Axios analyzed the data from the Small Business Administration on local grantees. Businesses were eligible for grants equal to 45% of their revenue, up to $10 million.


Here are some of the top recipients:

Data: U.S. Small Business Administration


This corporate entity took in the most of any firm in Charlotte and the program’s maximum of $10 million. The company is registered to an address at a shopping center on Carmel Road.

Google search results suggest it is associated with a music festival in New Jersey.
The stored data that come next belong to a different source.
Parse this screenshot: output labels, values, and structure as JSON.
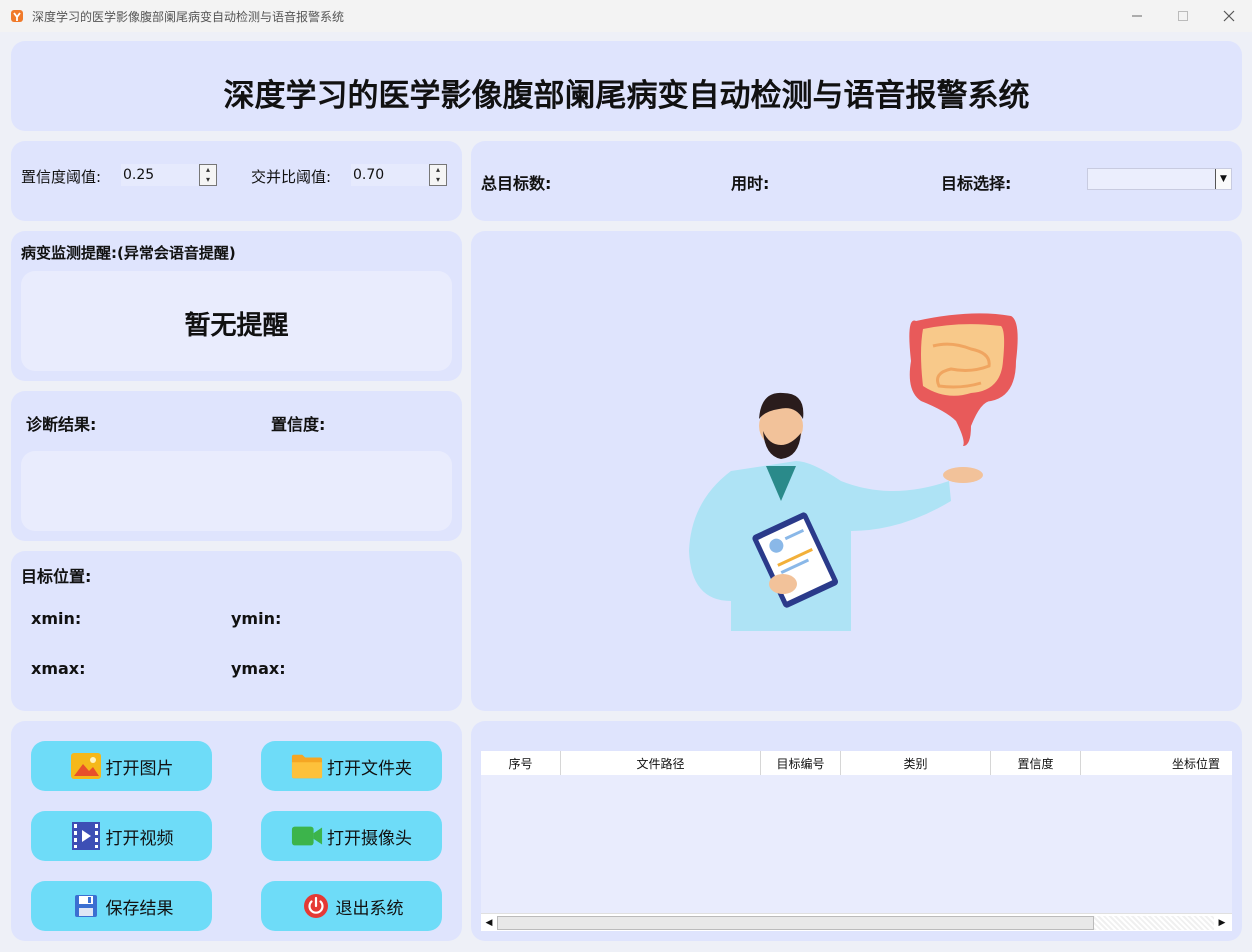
{
  "window": {
    "title": "深度学习的医学影像腹部阑尾病变自动检测与语音报警系统",
    "minimize_icon": "minimize-icon",
    "maximize_icon": "maximize-icon",
    "close_icon": "close-icon"
  },
  "header": {
    "title": "深度学习的医学影像腹部阑尾病变自动检测与语音报警系统"
  },
  "thresholds": {
    "conf_label": "置信度阈值:",
    "conf_value": "0.25",
    "iou_label": "交并比阈值:",
    "iou_value": "0.70"
  },
  "stats": {
    "total_label": "总目标数:",
    "time_label": "用时:",
    "select_label": "目标选择:",
    "select_value": ""
  },
  "alert": {
    "label": "病变监测提醒:(异常会语音提醒)",
    "message": "暂无提醒"
  },
  "diagnosis": {
    "result_label": "诊断结果:",
    "confidence_label": "置信度:"
  },
  "position": {
    "label": "目标位置:",
    "xmin": "xmin:",
    "ymin": "ymin:",
    "xmax": "xmax:",
    "ymax": "ymax:"
  },
  "buttons": {
    "open_image": "打开图片",
    "open_folder": "打开文件夹",
    "open_video": "打开视频",
    "open_camera": "打开摄像头",
    "save_result": "保存结果",
    "exit_system": "退出系统"
  },
  "table": {
    "headers": [
      "序号",
      "文件路径",
      "目标编号",
      "类别",
      "置信度",
      "坐标位置"
    ],
    "rows": []
  },
  "colors": {
    "panel": "#dfe4fd",
    "button": "#6edcf8",
    "background": "#eef0f7"
  }
}
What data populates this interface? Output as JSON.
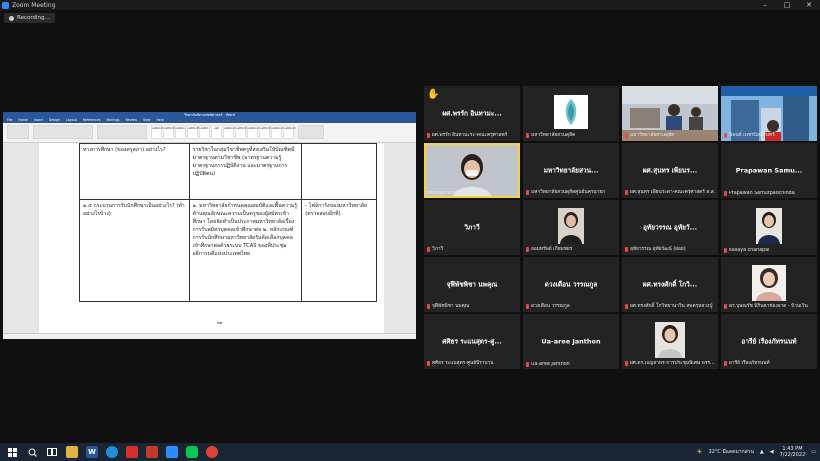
{
  "window": {
    "title": "Zoom Meeting",
    "controls": [
      "–",
      "□",
      "✕"
    ]
  },
  "recording": {
    "label": "Recording..."
  },
  "word": {
    "title": "วิทยาลัยสัตวแพทย์ศาสตร์ - Word",
    "tabs": [
      "File",
      "Home",
      "Insert",
      "Design",
      "Layout",
      "References",
      "Mailings",
      "Review",
      "View",
      "Help"
    ],
    "style_names": [
      "AaBbCcDc",
      "AaBbCcDc",
      "AaBbCc",
      "AaBbCcE",
      "AaBbC",
      "AaB",
      "AaBbCcD",
      "AaBbCcD",
      "AaBbCcD",
      "AaBbCcD",
      "AaBbCcD",
      "AaBbCcD"
    ],
    "page_number": "๒๒",
    "rows": [
      {
        "c1": "ทางการศึกษา (ของครูสภา) อย่างไร?",
        "c2": "รายวิชาในกลุ่มวิชาชีพครูที่ส่งเสริมให้บัณฑิตมีมาตรฐานตามวิชาชีพ (มาตรฐานความรู้ มาตรฐานการปฏิบัติงาน และมาตรฐานการปฏิบัติตน)",
        "c3": ""
      },
      {
        "c1": "๑.๕ กระบวนการรับนักศึกษาเป็นอย่างไร? (ทำอย่างไรบ้าง)",
        "c2": "๑. มหาวิทยาลัยกำหนดคุณสมบัติและพื้นความรู้ ด้านคุณลักษณะความเป็นครูของผู้สมัครเข้าศึกษา โดยจัดทำเป็นประกาศมหาวิทยาลัยเรื่องการรับสมัครบุคคลเข้าศึกษาต่อ ๒. หลักเกณฑ์การรับนักศึกษามหาวิทยาลัยรับคัดเลือกบุคคลเข้าศึกษาต่อด้วยระบบ TCAS ของที่ประชุมอธิการบดีแห่งประเทศไทย",
        "c3": "- ไฟล์การังของมหาวิทยาลัย (ตรวจสอบอีกที)"
      }
    ]
  },
  "participants": [
    {
      "name": "ผศ.พรรัก อินทามะ...",
      "label": "ผศ.พรรัก อินทามะระ-คณะครุศาสตร์",
      "video": false,
      "raised_hand": true
    },
    {
      "name": "",
      "label": "มหาวิทยาลัยสวนดุสิต",
      "video": "logo"
    },
    {
      "name": "",
      "label": "มหาวิทยาลัยสวนดุสิต",
      "video": "room"
    },
    {
      "name": "",
      "label": "นิพนธ์ เพชรนิลศิรินทร์",
      "video": "building"
    },
    {
      "name": "",
      "label": "panpachara pinchinda",
      "video": "person",
      "active": true
    },
    {
      "name": "มหาวิทยาลัยสวน...",
      "label": "มหาวิทยาลัยสวนดุสิตศูนย์นครนายก",
      "video": false
    },
    {
      "name": "ผศ.สุนทร เพียนร...",
      "label": "ผศ.สุนทร เพียนระดา-คณะครุศาสตร์ ส.ส.",
      "video": false
    },
    {
      "name": "Prapawan Samu...",
      "label": "Prapawan Samutpaochinda",
      "video": false
    },
    {
      "name": "วิภาวี",
      "label": "วิภาวี",
      "video": false
    },
    {
      "name": "",
      "label": "ออมทรัพย์ เกียมชยร",
      "video": "person2"
    },
    {
      "name": "อุทัยวรรณ อุทัยวั...",
      "label": "อุทัยวรรณ อุทัยวัฒน์ (ฝอย)",
      "video": false
    },
    {
      "name": "",
      "label": "kallaya chanapai",
      "video": "person3"
    },
    {
      "name": "จุฬีพัชพิชา นพคุณ",
      "label": "จุฬีพัชพิชา นพคุณ",
      "video": false
    },
    {
      "name": "ดวงเดือน วรรณกูล",
      "label": "ดวงเดือน วรรณกูล",
      "video": false
    },
    {
      "name": "ผศ.ทรงศักดิ์ โกวิ...",
      "label": "ผศ.ทรงศักดิ์ โกวิทยานาวิน สพครุหลวงปู่",
      "video": false
    },
    {
      "name": "",
      "label": "ดร.บุษณรัช นิรินคาช่องจาด - บ้านเวิน",
      "video": "person4"
    },
    {
      "name": "ศศิธร ระแนสุตร-ศู...",
      "label": "ศศิธร ระแนสุตร-ศูนย์บีราบาน",
      "video": false
    },
    {
      "name": "Ua-aree Janthon",
      "label": "Ua-aree Janthon",
      "video": false
    },
    {
      "name": "",
      "label": "ผศ.ดร.เบญจาพร-การประชุมพิเศษ พรร...",
      "video": "person5"
    },
    {
      "name": "อารีย์ เรืองภัทรนนท์",
      "label": "อารีย์ เรืองภัทรนนท์",
      "video": false
    }
  ],
  "taskbar": {
    "icons": [
      "windows-logo",
      "search",
      "task-view",
      "file-explorer",
      "word",
      "edge",
      "acrobat",
      "screenshot",
      "zoom",
      "line",
      "chrome"
    ],
    "weather": "32°C มีแดดมากส่วน",
    "time": "1:43 PM",
    "date": "7/22/2022"
  },
  "colors": {
    "accent_blue": "#2b579a",
    "active_border": "#f5d142",
    "muted_mic": "#e24b4b"
  }
}
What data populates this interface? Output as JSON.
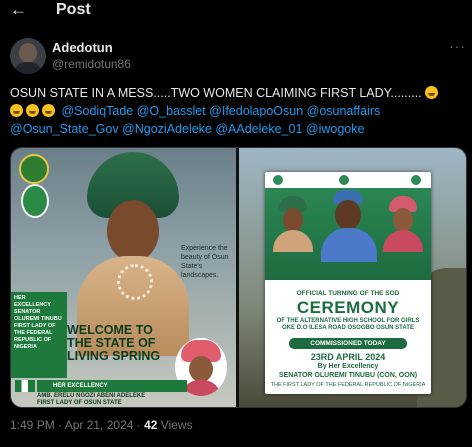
{
  "header": {
    "title": "Post"
  },
  "author": {
    "display_name": "Adedotun",
    "handle": "@remidotun86"
  },
  "tweet": {
    "line1": "OSUN STATE IN A MESS.....TWO WOMEN CLAIMING FIRST LADY.........",
    "mentions_line2": "@SodiqTade @O_basslet @IfedolapoOsun @osunaffairs",
    "mentions_line3": "@Osun_State_Gov @NgoziAdeleke @AAdeleke_01 @iwogoke"
  },
  "media_left": {
    "scenic_caption": "Experience the beauty of Osun State's landscapes.",
    "her_excellency_block": "HER EXCELLENCY SENATOR OLUREMI TINUBU FIRST LADY OF THE FEDERAL REPUBLIC OF NIGERIA",
    "welcome": "WELCOME TO THE STATE OF LIVING SPRING",
    "her_excellency_label": "HER EXCELLENCY",
    "erelu_name": "AMB. ERELU NGOZI ABENI ADELEKE",
    "erelu_title": "FIRST LADY OF OSUN STATE"
  },
  "media_right": {
    "official": "OFFICIAL TURNING OF THE SOD",
    "ceremony": "CEREMONY",
    "school_line1": "OF THE ALTERNATIVE HIGH SCHOOL FOR GIRLS",
    "school_line2": "OKE D.O ILESA ROAD OSOGBO OSUN STATE",
    "commissioned": "COMMISSIONED TODAY",
    "date": "23RD APRIL 2024",
    "by": "By Her Excellency",
    "senator": "SENATOR OLUREMI TINUBU (CON, OON)",
    "first_lady": "THE FIRST LADY OF THE FEDERAL REPUBLIC OF NIGERIA"
  },
  "meta": {
    "time": "1:49 PM · Apr 21, 2024 · ",
    "views_count": "42",
    "views_label": " Views"
  }
}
It also appears to be affiliated with the same ownership as Bar Management Group, based on a public records search. That firm owns several businesses that have been evicted from the EpiCentre, including Suite, Rooftop 210, Vida Cantina and Blackfinn Ameripub.

  • Bar Management Group is owned by local businessman Bob Durkin, who did not return multiple calls and emails from Axios.

Two other LLCs affiliated with the same address also received funding, bringing the total to $11.5 million.

  • One of the corporate entities, Pavilion LLC, lists it address at the EpiCentre, per North Carolina Secretary of State records.
  • Restaurants and bars were largely ineligible for the grants. Most of Bar Management Group’s businesses at the Epicentre are restaurants, bars and clubs, but Rooftop 210 describes itself as a rooftop bar and event venue.


Blumenthal Performing Arts, which took a big financial hit as Broadway shut down, received $8.3 million in federal funds.

The organization expected to host shows through August 2021 that would have generated more than $46 million in ticket sales, CEO Tom Gabbard tells me. When those performances came to a halt, so did the Blumenthal’s ability to pay roughly $850,000 a month in overhead costs, which became $500,000 after layoffs.

  • “We had to eat into a lot of our reserves,” he says.

Two rounds of Paycheck Protection Program funding and CARES Act money distributed by the city covered five of the approximately 18 months that the Blumenthal was dark.

The shuttered venue aid helped fill that gap, Gabbard said. It also allowed the organization to take on more risk and reopen with new shows and exhibits, such as the Immersive Van Gogh exhibit at Camp North End.

  • Almost every show … is only there because of shuttered venues,” Gabbard says. “Without that money, Broadway would be dark.”

Other major recipients of the SVOG funding include:

  • Movie theater companies in Charlotte got one of the biggest boosts, taking in a total of $18.6 million, making up five of the 10 top recipients (Southern States Ventures, Fayetteville Cinemas, The Pointe Cinemas, Sun Valley Cinemas and Market Common Cinemas).
  • The NASCAR Hall of Fame and Discovery Place took in $3.3 million and $2.7 million, respectively.

What they’re saying: Mohammad Jenatian, president and CEO of the Greater Charlotte Hospitality and Tourism Alliance, says the program helped target assistance to the hardest-hit sectors.

 “A lot of these businesses are so essential for every community,” he said. “It was a matter of us doing everything that we could so that those assets would be protected.”

Yes, but: While some corporations received big payouts, others were left in the dark.

Middle C Jazz’s grant application was denied without explanation, says Larry Farber, founder and owner of the club. He is appealing the SBA’s decision, and awaiting the result.

  • I’m still sitting on pins and needles,” he said.

His club reopened in May 2020 at 25% capacity per state guidelines. But he says he operated at a loss to help put people to work and provide live music during a dark time.

Farber believes the government had the right intentions with its program. But he says the process resulted in some organizations that needed the money being overlooked.

  • “We of all people in my opinion deserve to be at the front of the line and not the back of the line,” he said.